Facile synthesis of Mo-doped TiO2 for selective photocatalytic CO2 reduction to methane: Promoted H2O dissociation by Mo doping

Abstract

Noble-metal co-catalysis could increase the CH4 product selectivity for photocatalytic CO2 reduction by TiO2. However, the high cost and scarcity of noble metals are key obstacles for their extensive use. Thus, it is necessary to explore cheap alternatives.
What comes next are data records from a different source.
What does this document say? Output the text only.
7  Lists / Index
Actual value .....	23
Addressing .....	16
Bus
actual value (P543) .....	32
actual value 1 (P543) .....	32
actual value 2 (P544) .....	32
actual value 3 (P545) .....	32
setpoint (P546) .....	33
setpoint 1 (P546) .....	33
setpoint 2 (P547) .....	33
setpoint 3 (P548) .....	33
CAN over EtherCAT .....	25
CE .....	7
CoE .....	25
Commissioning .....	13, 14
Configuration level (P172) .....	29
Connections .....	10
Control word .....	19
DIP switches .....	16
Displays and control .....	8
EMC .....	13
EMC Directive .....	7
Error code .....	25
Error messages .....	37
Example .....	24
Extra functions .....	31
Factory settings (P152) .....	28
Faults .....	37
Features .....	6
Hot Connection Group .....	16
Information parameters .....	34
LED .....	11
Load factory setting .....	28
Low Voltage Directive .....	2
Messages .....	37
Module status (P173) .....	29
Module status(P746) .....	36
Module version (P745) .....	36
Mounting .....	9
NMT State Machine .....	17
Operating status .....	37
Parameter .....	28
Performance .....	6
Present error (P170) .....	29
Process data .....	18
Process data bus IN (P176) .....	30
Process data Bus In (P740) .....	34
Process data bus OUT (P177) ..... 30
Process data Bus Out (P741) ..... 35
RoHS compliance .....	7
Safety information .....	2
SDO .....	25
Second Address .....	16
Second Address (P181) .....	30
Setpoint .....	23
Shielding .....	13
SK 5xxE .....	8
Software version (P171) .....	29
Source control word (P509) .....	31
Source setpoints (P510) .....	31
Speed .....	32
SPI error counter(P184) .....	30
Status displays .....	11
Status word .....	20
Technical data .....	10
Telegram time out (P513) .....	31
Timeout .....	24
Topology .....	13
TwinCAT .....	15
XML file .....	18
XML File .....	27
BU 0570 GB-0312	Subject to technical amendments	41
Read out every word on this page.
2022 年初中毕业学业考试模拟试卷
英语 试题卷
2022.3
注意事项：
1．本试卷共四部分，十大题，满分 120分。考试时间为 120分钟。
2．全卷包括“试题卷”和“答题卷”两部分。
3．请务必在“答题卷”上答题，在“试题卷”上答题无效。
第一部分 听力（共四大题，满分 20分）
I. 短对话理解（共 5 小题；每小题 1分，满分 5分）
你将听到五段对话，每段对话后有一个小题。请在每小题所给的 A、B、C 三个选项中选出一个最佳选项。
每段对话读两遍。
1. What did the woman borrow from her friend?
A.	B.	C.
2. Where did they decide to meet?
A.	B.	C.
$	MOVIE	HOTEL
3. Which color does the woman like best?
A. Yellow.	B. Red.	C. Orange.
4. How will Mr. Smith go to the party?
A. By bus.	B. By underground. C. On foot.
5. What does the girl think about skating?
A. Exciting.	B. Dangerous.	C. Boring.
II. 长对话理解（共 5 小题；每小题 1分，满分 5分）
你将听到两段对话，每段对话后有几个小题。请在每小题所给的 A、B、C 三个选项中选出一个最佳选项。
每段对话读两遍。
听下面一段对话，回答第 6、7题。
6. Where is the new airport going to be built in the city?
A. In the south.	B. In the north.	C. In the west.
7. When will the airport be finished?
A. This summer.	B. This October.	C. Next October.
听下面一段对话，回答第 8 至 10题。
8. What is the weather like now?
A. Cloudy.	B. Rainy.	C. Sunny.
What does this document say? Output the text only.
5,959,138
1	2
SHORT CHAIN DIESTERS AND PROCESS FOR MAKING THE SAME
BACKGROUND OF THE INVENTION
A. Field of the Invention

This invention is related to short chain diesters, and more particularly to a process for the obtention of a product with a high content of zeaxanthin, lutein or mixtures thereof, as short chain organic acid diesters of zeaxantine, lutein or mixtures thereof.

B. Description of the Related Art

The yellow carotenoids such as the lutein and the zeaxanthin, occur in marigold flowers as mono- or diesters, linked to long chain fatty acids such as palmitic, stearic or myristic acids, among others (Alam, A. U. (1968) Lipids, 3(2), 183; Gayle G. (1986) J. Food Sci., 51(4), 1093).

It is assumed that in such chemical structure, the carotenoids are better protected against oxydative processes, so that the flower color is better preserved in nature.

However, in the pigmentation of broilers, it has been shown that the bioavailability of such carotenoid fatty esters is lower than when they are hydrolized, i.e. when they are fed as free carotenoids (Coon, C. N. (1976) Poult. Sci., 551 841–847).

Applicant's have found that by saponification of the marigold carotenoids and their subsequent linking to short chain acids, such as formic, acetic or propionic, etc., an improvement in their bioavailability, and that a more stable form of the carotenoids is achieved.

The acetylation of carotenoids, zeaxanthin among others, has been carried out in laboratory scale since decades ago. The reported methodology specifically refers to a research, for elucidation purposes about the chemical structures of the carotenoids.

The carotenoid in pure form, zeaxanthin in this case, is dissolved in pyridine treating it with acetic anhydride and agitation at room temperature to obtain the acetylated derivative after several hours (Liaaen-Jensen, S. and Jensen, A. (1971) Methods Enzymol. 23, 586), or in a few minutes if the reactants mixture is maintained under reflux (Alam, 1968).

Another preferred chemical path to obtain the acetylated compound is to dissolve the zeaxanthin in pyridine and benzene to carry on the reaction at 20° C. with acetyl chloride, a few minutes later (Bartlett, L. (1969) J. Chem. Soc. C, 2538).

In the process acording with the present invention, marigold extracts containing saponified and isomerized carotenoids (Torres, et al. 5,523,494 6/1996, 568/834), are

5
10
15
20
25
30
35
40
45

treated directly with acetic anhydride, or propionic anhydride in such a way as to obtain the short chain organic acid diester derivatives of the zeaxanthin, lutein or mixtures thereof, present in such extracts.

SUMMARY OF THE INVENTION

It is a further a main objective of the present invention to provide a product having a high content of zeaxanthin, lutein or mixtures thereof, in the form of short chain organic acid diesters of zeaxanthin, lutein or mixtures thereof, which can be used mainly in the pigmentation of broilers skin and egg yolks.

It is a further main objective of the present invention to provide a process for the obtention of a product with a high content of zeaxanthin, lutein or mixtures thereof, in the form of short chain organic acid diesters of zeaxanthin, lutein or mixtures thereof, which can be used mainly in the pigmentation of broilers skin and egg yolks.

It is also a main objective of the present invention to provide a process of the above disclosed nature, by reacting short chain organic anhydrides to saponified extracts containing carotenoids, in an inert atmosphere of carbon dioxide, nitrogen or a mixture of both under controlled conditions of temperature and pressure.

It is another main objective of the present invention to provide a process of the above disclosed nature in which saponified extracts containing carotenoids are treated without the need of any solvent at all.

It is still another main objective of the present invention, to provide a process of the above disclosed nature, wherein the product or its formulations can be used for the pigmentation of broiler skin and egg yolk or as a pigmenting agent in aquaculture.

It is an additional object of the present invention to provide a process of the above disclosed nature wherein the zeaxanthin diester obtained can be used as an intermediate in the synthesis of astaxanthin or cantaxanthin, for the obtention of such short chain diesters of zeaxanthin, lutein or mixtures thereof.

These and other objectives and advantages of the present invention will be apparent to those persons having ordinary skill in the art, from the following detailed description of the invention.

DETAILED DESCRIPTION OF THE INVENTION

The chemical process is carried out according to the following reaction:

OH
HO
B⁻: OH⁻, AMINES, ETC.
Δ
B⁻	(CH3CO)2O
Herein, Mo-doped TiO2 with different Mo concentrations were successfully prepared via a one-pot hydrothermal method at 473 K. The activity measurements of the photocatalysts show that the CH4 selectivity is increased with the Mo concentrations increasing and reaches 54.1 % at a Mo concentration of about 0.3 wt%. With further increasing the Mo concentrations, the CH4 selectivity begins to decrease. Transient photocurrent and fluorescence emission spectroscopy measurements, IR spectra for adsorbed D2O and ·OH trapping suggest that the promoted electron-hole separation and proton supply are together responsible for the enhanced CH4 selectivity. Moreover, photocatalytic CO, formaldehyde, and methanol reductions with H2O and ·CH3 trapping show that the enhanced CH4 selectivity is not directly related with the interaction of CO2 with catalyst surfaces. These reaction results also imply that photocatalytic CO2 reduction might follow the fast-deoxygenation pathway over TiO2-based catalysts. The present work supplies a guide to explore cheap modifiers for selective photocatalytic CO2 reduction to CH4.